Herkes bildiği halde askerlerin bunu bir iki hafif tavırla "göstermesini" anlamak da mümkün.

Meclis'in açılış törenine katılmadılar.

Cumhurbaşkanı'nın yemin töreninde de Meclis'e gelmediler.

Bu tavırları eleştiren bir yazı yazmadım; çünkü gerginlik havasını körüklememek için kendimce sorumlu davranmıştım.

Askerin bu tavrı o kadarla kalmadı. 11. Cumhurbaşkanı Gül'e "Cumhurbaşkanım" diye hitap etmemek şeklinde bir tavır koydular! "Cephe selamı" da vermediler! Basındaki haber başlıklarında belirtildiği gibi 'soğuk rüzgârlar' estirdiler!

Bu böyle devam edebilir mi?

CHP bir siyasi partidir, yapabilir...

Ama, ordu ve kurumlar?.. Böyle bir tavrı sürdürmek mümkün mü?

Meşruiyetin kaynağı

Evvela, Türkiye Cumhuriyeti'nin temelinde Türkiye Büyük Millet Meclisi'nin olduğunu, bütün yasaların meşruiyetini Meclis'ten aldığını hatırlamalıyız.

Türkiye'de demokrasinin kökleri 1830'lardaki İhtisap Meclisleri'ne kadar uzanır. Bu gelenek sayesindedir ki, Kurtuluş Savaşı'nı "Devrim Komuta Konseyi, Merkez Komitesi" gibi oligarşik örgütlerle değil, seçilmiş ve hür Meclis eliyle yapan tek ülke, dünyada Türkiye oldu.

Kurtuluş Savaşı'nın sıkıntılı günlerinde Meclis'teki ağır eleştirilerden bunalan Mustafa Kemal Paşa, Meclis'i kapatmayı düşündüğünde, İsmet ve Karabekir Paşalar, Milli Mücadele'nin hem dünyaya hem de Padişah'a karşı meşruiyetinin Meclis'e dayandığını söylediler. Atatürk de zaten bütün konuşma ve icraatında "meşruiyet" kavramıyla "Türkiye Büyük Millet Meclisi"ni eş ve özdeş tuttu.

Meclis'in açılış törenlerine komutanların katılması, Cumhuriyet'in bir geleneğidir.
DTP'liler geldi diye asker bu geleneği ihmal etmemeliydi.
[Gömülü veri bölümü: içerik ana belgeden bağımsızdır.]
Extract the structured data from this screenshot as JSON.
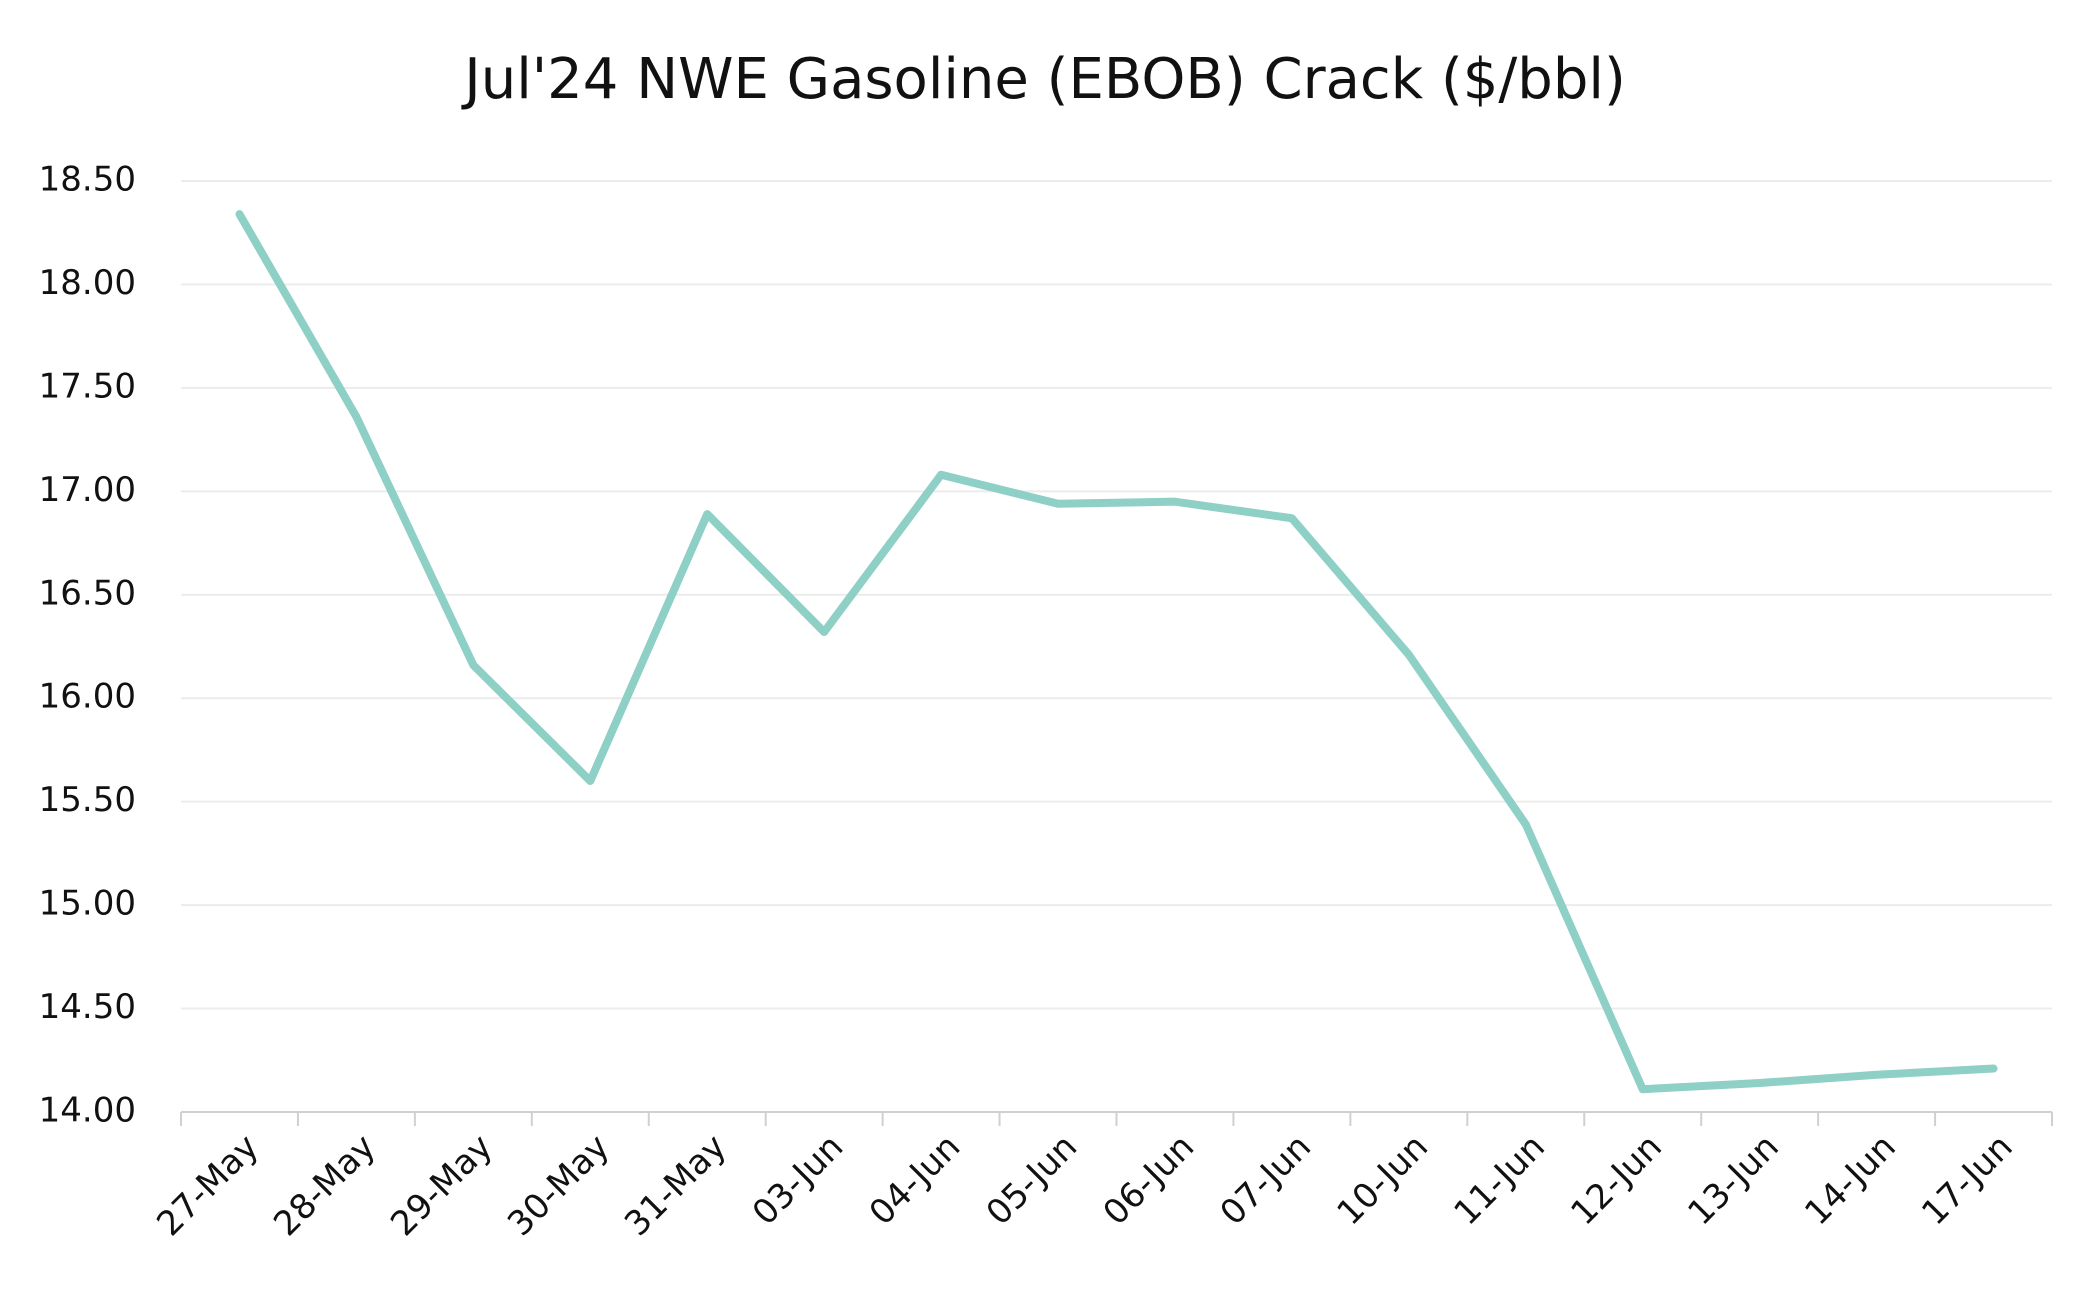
{
  "chart_data": {
    "type": "line",
    "title": "Jul'24 NWE Gasoline (EBOB) Crack ($/bbl)",
    "categories": [
      "27-May",
      "28-May",
      "29-May",
      "30-May",
      "31-May",
      "03-Jun",
      "04-Jun",
      "05-Jun",
      "06-Jun",
      "07-Jun",
      "10-Jun",
      "11-Jun",
      "12-Jun",
      "13-Jun",
      "14-Jun",
      "17-Jun"
    ],
    "values": [
      18.34,
      17.36,
      16.16,
      15.6,
      16.89,
      16.32,
      17.08,
      16.94,
      16.95,
      16.87,
      16.21,
      15.39,
      14.11,
      14.14,
      14.18,
      14.21
    ],
    "color": "#8ecfc6",
    "ylim": [
      14,
      18.5
    ],
    "yticks": [
      {
        "value": 14,
        "label": "14.00"
      },
      {
        "value": 14.5,
        "label": "14.50"
      },
      {
        "value": 15,
        "label": "15.00"
      },
      {
        "value": 15.5,
        "label": "15.50"
      },
      {
        "value": 16,
        "label": "16.00"
      },
      {
        "value": 16.5,
        "label": "16.50"
      },
      {
        "value": 17,
        "label": "17.00"
      },
      {
        "value": 17.5,
        "label": "17.50"
      },
      {
        "value": 18,
        "label": "18.00"
      },
      {
        "value": 18.5,
        "label": "18.50"
      }
    ],
    "grid": true
  }
}
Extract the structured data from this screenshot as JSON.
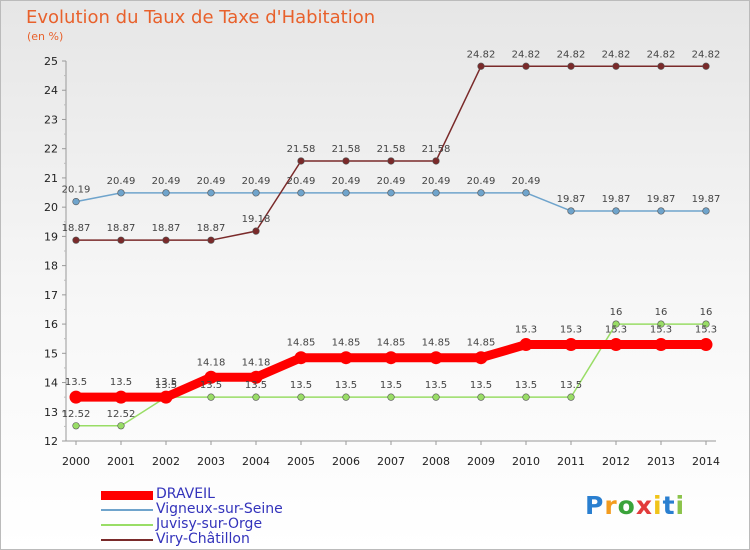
{
  "colors": {
    "title": "#e8612c",
    "text": "#222222",
    "legend_text": "#3333bb"
  },
  "chart_data": {
    "type": "line",
    "title": "Evolution du Taux de Taxe d'Habitation",
    "ylabel": "(en %)",
    "xlabel": "",
    "x": [
      "2000",
      "2001",
      "2002",
      "2003",
      "2004",
      "2005",
      "2006",
      "2007",
      "2008",
      "2009",
      "2010",
      "2011",
      "2012",
      "2013",
      "2014"
    ],
    "ylim": [
      12,
      25
    ],
    "yticks": [
      "12",
      "13",
      "14",
      "15",
      "16",
      "17",
      "18",
      "19",
      "20",
      "21",
      "22",
      "23",
      "24",
      "25"
    ],
    "grid": false,
    "legend_position": "bottom-left",
    "series": [
      {
        "name": "DRAVEIL",
        "color": "#ff0000",
        "emphasis": true,
        "values": [
          13.5,
          13.5,
          13.5,
          14.18,
          14.18,
          14.85,
          14.85,
          14.85,
          14.85,
          14.85,
          15.3,
          15.3,
          15.3,
          15.3,
          15.3
        ],
        "labels": [
          "13.5",
          "13.5",
          "13.5",
          "14.18",
          "14.18",
          "14.85",
          "14.85",
          "14.85",
          "14.85",
          "14.85",
          "15.3",
          "15.3",
          "15.3",
          "15.3",
          "15.3"
        ]
      },
      {
        "name": "Vigneux-sur-Seine",
        "color": "#6fa4cc",
        "emphasis": false,
        "values": [
          20.19,
          20.49,
          20.49,
          20.49,
          20.49,
          20.49,
          20.49,
          20.49,
          20.49,
          20.49,
          20.49,
          19.87,
          19.87,
          19.87,
          19.87
        ],
        "labels": [
          "20.19",
          "20.49",
          "20.49",
          "20.49",
          "20.49",
          "20.49",
          "20.49",
          "20.49",
          "20.49",
          "20.49",
          "20.49",
          "19.87",
          "19.87",
          "19.87",
          "19.87"
        ]
      },
      {
        "name": "Juvisy-sur-Orge",
        "color": "#99dd66",
        "emphasis": false,
        "values": [
          12.52,
          12.52,
          13.5,
          13.5,
          13.5,
          13.5,
          13.5,
          13.5,
          13.5,
          13.5,
          13.5,
          13.5,
          16,
          16,
          16
        ],
        "labels": [
          "12.52",
          "12.52",
          "13.5",
          "13.5",
          "13.5",
          "13.5",
          "13.5",
          "13.5",
          "13.5",
          "13.5",
          "13.5",
          "13.5",
          "16",
          "16",
          "16"
        ]
      },
      {
        "name": "Viry-Châtillon",
        "color": "#7a2a2a",
        "emphasis": false,
        "values": [
          18.87,
          18.87,
          18.87,
          18.87,
          19.18,
          21.58,
          21.58,
          21.58,
          21.58,
          24.82,
          24.82,
          24.82,
          24.82,
          24.82,
          24.82
        ],
        "labels": [
          "18.87",
          "18.87",
          "18.87",
          "18.87",
          "19.18",
          "21.58",
          "21.58",
          "21.58",
          "21.58",
          "24.82",
          "24.82",
          "24.82",
          "24.82",
          "24.82",
          "24.82"
        ]
      }
    ]
  },
  "brand": {
    "letters": [
      "P",
      "r",
      "o",
      "x",
      "i",
      "t",
      "i"
    ],
    "colors": [
      "#2a7fd0",
      "#f39c1f",
      "#3aa33a",
      "#e23b3b",
      "#f0c419",
      "#2a7fd0",
      "#8bc34a"
    ]
  }
}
Bir yere DTP'lilerin girmesi, oradan askerin çıkmasına yol açmamalıdır!

Cumhuriyet'in bütün 'kutsal' metinlerinde "Yüce Türk Ulusu" denilen üstün kudretin iradesi bizim istediğimiz gibi tecelli etmedi, AKP kazandı diye, Meclis boykot edilmemelidir!
Meclis'in seçtiği Cumhurbaşkanı'na karşı 'vaziyet almak' doğru bir tavır olmaz!

Her şey normalleşmeli

Bu halk, bu yetmiş milyon, bu "taşralı, yoksul, karnını kaşıyan, haso, memo, faso fiso, ikinci sınıf" vatandaşlar çocuklarını şehit verirken ve çocuklarını şehit verdiklerinde "vatan sağ olsun" derken ne kadar saygıya layıksa, oy verirken de o kadar saygıya layıktır!
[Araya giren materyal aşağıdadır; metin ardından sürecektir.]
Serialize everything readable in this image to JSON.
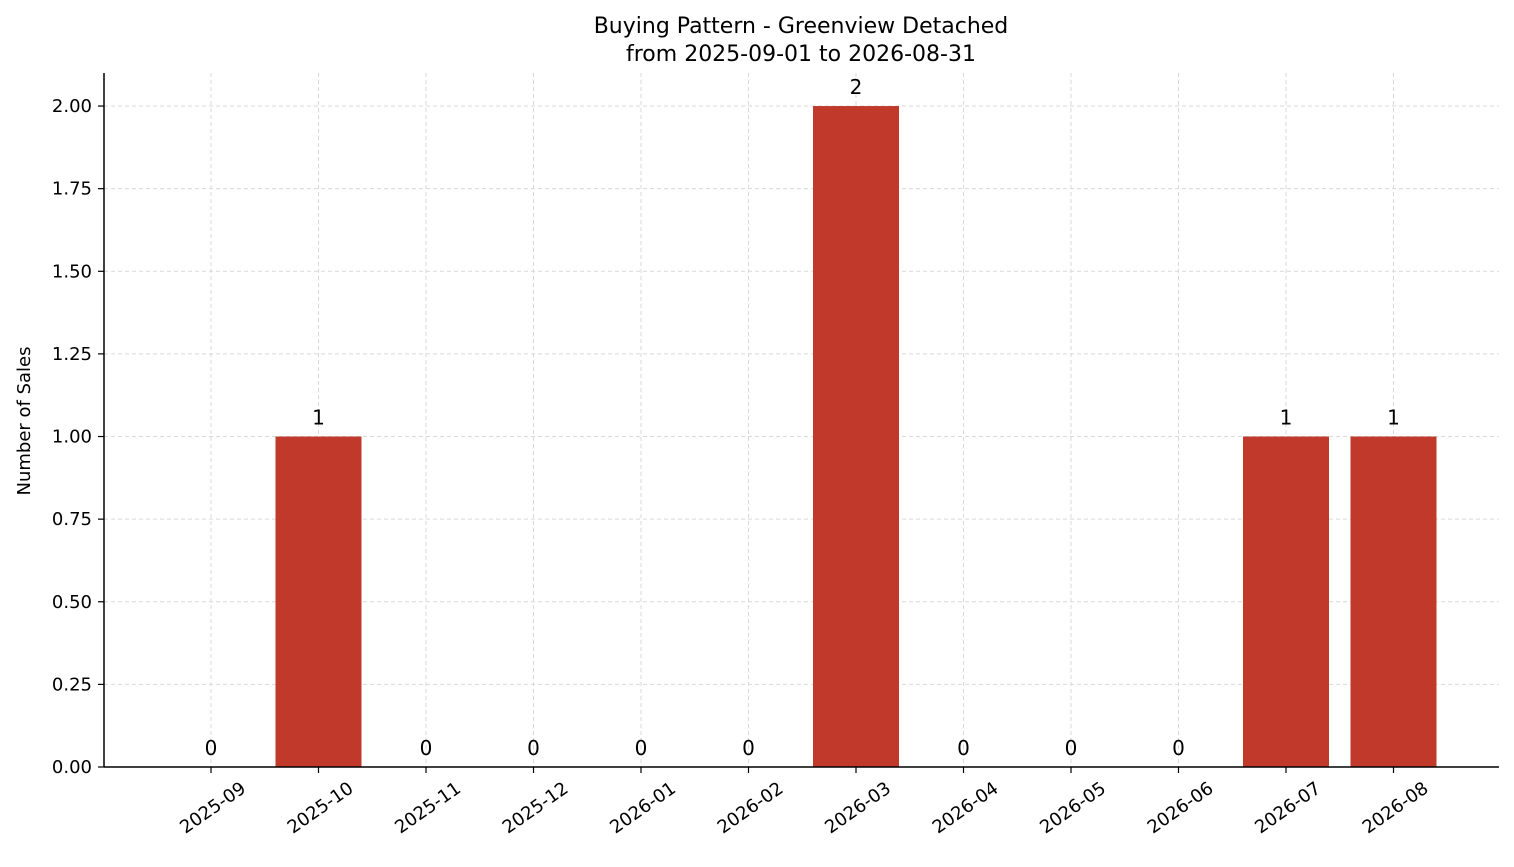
{
  "chart_data": {
    "type": "bar",
    "title": "Buying Pattern - Greenview Detached",
    "subtitle": "from 2025-09-01 to 2026-08-31",
    "xlabel": "",
    "ylabel": "Number of Sales",
    "categories": [
      "2025-09",
      "2025-10",
      "2025-11",
      "2025-12",
      "2026-01",
      "2026-02",
      "2026-03",
      "2026-04",
      "2026-05",
      "2026-06",
      "2026-07",
      "2026-08"
    ],
    "values": [
      0,
      1,
      0,
      0,
      0,
      0,
      2,
      0,
      0,
      0,
      1,
      1
    ],
    "data_labels": [
      "0",
      "1",
      "0",
      "0",
      "0",
      "0",
      "2",
      "0",
      "0",
      "0",
      "1",
      "1"
    ],
    "yticks": [
      "0.00",
      "0.25",
      "0.50",
      "0.75",
      "1.00",
      "1.25",
      "1.50",
      "1.75",
      "2.00"
    ],
    "ylim": [
      0,
      2.1
    ],
    "grid": true,
    "legend": "none",
    "bar_color": "#c0392b",
    "grid_color": "#d9d9d9",
    "axis_color": "#000000"
  }
}
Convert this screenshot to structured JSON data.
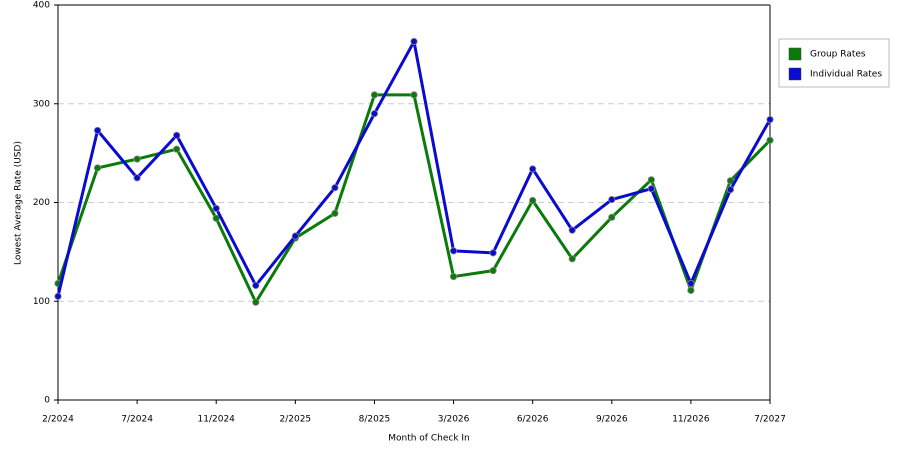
{
  "chart_data": {
    "type": "line",
    "x_label": "Month of Check In",
    "y_label": "Lowest Average Rate (USD)",
    "categories": [
      "2/2024",
      null,
      "7/2024",
      null,
      "11/2024",
      null,
      "2/2025",
      null,
      "8/2025",
      null,
      "3/2026",
      null,
      "6/2026",
      null,
      "9/2026",
      null,
      "11/2026",
      null,
      "7/2027"
    ],
    "series": [
      {
        "name": "Group Rates",
        "color": "#0a7a0a",
        "values": [
          118,
          235,
          244,
          254,
          184,
          99,
          164,
          189,
          309,
          309,
          125,
          131,
          202,
          143,
          185,
          223,
          111,
          222,
          263
        ]
      },
      {
        "name": "Individual Rates",
        "color": "#0a0ad0",
        "values": [
          105,
          273,
          225,
          268,
          194,
          116,
          166,
          215,
          290,
          363,
          151,
          149,
          234,
          172,
          203,
          214,
          118,
          213,
          284
        ]
      }
    ],
    "ylim": [
      0,
      400
    ],
    "yticks": [
      0,
      100,
      200,
      300,
      400
    ],
    "grid": true,
    "legend": "right"
  }
}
Bu "yüce ulusumuz", seçtiği insanların itilip kakılmasına nasıl karşı çıktığını yapılan kaç seçimde verdiği oylarla kaç defa ortaya koydu?!

Halk "bidon kafalı" olduğu için değil, aşağılanmayı reddetme onuruna sahip olduğu için!
Bertolt Brecht'in dediği gibi, "Halkı feshedelim, yöneticilerimiz yeni bir halk seçsin?!"
Mümkün mü bu?!

Karşılıklı saygıdan başka çıkar yolumuz yok!

Gerilim düşürülmeli, her şey normalleşmelidir. Sayın Cumhurbaşkanı Gül, ayırımcı tutumlardan özenle sakınmalı, ısrarla uzlaşıcı tavrını sürdürmeli, kaygıları gidermeye daima özen göstermelidir. Askerler de meramlarını Çankaya'daki olağan görüşmelerde anlatmalı, görüntülü tavırlardan sakınmalıdır.

Dünkü törenlerde askerler ile cumhurbaşkanı arasındaki ilişkilerin normalleşmeye başlamasının sevindirici işaretleri görüldü. Belli ki asker birkaç tavırla bu konudaki görüşünü ya da kanaatini belirtmiş oldu; artık normalleşme başladı...

Türkiye'yi krize sürükleyebilecek tavırlardan sakınma konusunda ben Cumhurbaşkanı'na da, askere de güveniyorum.